The internet can be a wonderful source of information but it can also lead to a lot of confusion. Here is the myth buster.
NOT a myth: HIT is caused by the inability of the body to break down histamine sufficiently. This is because of the reduced activity or presence of an enzyme called diamine oxidase (DAO) which is mainly responsible for breaking down histamine and other biogenic amines ingested through food.
Myth: All people with HIT have to avoid all high histamine foods for the rest of their lives
Not all people have to avoid all high histamine foods for the rest of their life. Many people have what is called a “temporary histamine intolerance”, for example because they had a bad case of diarrhoea, or a “secondary histamine intolerance” which is triggered by the symptoms of another condition, such as for example other food intolerances like fructose malabsorption or lactose intolerance. In many cases the individual threshold of a person can go up, and it is even possible that the body is able to heal and the HIT goes away completely. Once diagnosed with HIT – which involves an elimination diet as part of the diagnosis procedure – the trick is to re-introduce foods one by one and test them in the testing phase with the help of a food diary, to see if they can be tolerated. It is highly recommended to consult a dietician.
Myth: When symptoms go away with the help of a low-histamine elimination diet then this confirms histamine intolerance
The elimination diet (of 2-4 weeks) does not confirm HIT as such, but is a very important indicator that the cause of symptomscan be related to histamine. However, it does not confirm a diagnosis. It helps to point in the right direction. It is possible that a patient who has gone on an elimination diet, and is successful in reducing symptoms, has an allergy to one or two foods they have started to avoid as part of the elimination diet. Not a bad result as such, but such a person will avoid many foods unnecessarily. Additionally they will leave an allergy undetected. It is extremely important to also check the possibility of an IgE-mediated allergy.
Myth: Histamine intolerance is an allergy to histamine
This is completely wrong. Histamine intolerance is not an allergy to histamine. Histamine intolerance is not caused by any disorder of the immune system whatsoever. Histamine intolerance is connected to the disorder or deficiency of the enzyme DAO (diamine oxidase) or HNMT (histamine N-methyltransferase).

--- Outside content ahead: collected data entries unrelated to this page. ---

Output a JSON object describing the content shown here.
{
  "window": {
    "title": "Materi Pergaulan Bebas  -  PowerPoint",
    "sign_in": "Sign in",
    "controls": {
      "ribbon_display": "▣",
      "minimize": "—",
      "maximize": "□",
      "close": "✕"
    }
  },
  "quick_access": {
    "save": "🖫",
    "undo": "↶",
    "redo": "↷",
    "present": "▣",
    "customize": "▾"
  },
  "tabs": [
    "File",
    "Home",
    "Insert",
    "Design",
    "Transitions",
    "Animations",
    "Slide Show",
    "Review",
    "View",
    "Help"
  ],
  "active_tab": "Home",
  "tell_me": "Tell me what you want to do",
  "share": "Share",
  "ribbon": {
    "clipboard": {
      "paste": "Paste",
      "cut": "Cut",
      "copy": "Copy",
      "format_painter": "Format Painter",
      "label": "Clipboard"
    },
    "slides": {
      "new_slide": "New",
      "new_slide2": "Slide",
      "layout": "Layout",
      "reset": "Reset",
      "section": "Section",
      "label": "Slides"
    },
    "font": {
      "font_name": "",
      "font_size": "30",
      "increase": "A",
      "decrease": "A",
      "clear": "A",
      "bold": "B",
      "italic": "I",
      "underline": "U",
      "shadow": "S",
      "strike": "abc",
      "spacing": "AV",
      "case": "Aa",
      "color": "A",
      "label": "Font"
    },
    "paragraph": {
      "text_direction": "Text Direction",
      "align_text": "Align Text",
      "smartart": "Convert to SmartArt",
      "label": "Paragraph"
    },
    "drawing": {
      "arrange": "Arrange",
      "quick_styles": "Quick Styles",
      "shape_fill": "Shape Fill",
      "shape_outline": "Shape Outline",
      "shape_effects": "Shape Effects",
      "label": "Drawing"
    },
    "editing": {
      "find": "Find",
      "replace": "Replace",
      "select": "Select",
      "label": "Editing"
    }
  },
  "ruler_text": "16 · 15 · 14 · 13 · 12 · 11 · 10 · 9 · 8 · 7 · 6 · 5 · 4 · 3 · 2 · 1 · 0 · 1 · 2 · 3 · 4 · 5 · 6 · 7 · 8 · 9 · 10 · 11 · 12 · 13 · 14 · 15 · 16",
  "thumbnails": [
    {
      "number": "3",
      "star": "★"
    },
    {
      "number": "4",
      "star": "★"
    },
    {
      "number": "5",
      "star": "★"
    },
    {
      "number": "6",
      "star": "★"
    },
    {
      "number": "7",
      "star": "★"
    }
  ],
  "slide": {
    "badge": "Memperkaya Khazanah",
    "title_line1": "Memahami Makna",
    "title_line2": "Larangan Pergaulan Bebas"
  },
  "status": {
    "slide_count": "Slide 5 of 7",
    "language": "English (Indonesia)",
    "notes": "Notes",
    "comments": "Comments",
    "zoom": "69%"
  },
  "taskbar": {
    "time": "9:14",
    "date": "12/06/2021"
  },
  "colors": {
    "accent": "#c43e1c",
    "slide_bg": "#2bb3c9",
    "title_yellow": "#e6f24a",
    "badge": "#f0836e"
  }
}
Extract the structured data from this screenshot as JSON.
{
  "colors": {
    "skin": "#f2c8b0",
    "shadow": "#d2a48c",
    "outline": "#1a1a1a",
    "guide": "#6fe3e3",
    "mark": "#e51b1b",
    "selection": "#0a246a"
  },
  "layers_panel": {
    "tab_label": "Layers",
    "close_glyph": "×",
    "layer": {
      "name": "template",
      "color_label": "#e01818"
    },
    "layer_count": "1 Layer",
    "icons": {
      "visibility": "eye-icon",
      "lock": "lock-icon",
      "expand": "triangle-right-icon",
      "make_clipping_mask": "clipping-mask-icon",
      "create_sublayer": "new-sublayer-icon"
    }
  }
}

Myth: If you are diagnosed with HIT you should avoid all fermented milk products at all times
This is not necessarily true. It depends on the individual threshold. Many people are able to tolerate butter, crème fraiche, yoghurt and mild cheeses, for example. Once done with the elimination diet, individuals need to test which products they can tolerate during the test phase. Negative reactions to milk products might be connected to cow’s milk allergy or lactose intolerance. If an individual is unable to tolerate even fresh milk, then it is highly likely that the reactions to milk are caused by another condition.
Myth: If you have HIT you can’t use perfumed cosmetics and creams
People with HIT do not automatically have to avoid all perfumed cosmetics and creams. HIT is caused by the conditions described above (at the very top of this page), and not by perfumes or creams you put on the skin. Some HIT sufferers, however, do experience skin problems and swelling as a main symptom. Those belonging to this particular group need to talk to their dermatologist to give them advice on what to use in their particular case.
Myth: You can’t use creams or perfumes that contain high histamine food ingredients
Again, HIT is a problem caused by the dysfunction of an enzyme inside the body which is responsible for breaking down ingested histamine and other biogenic amines. Your skin is not a part of your digestive system. If a person has an additional condition such as a sensitivity (which triggers the release of histamine from the mast cells for example) to certain chemicals this should be seen as a separate issue, but not be confused with the symptoms triggered by HIT. If someone else says they have that problem, it does not automatically have to mean that it applies to you.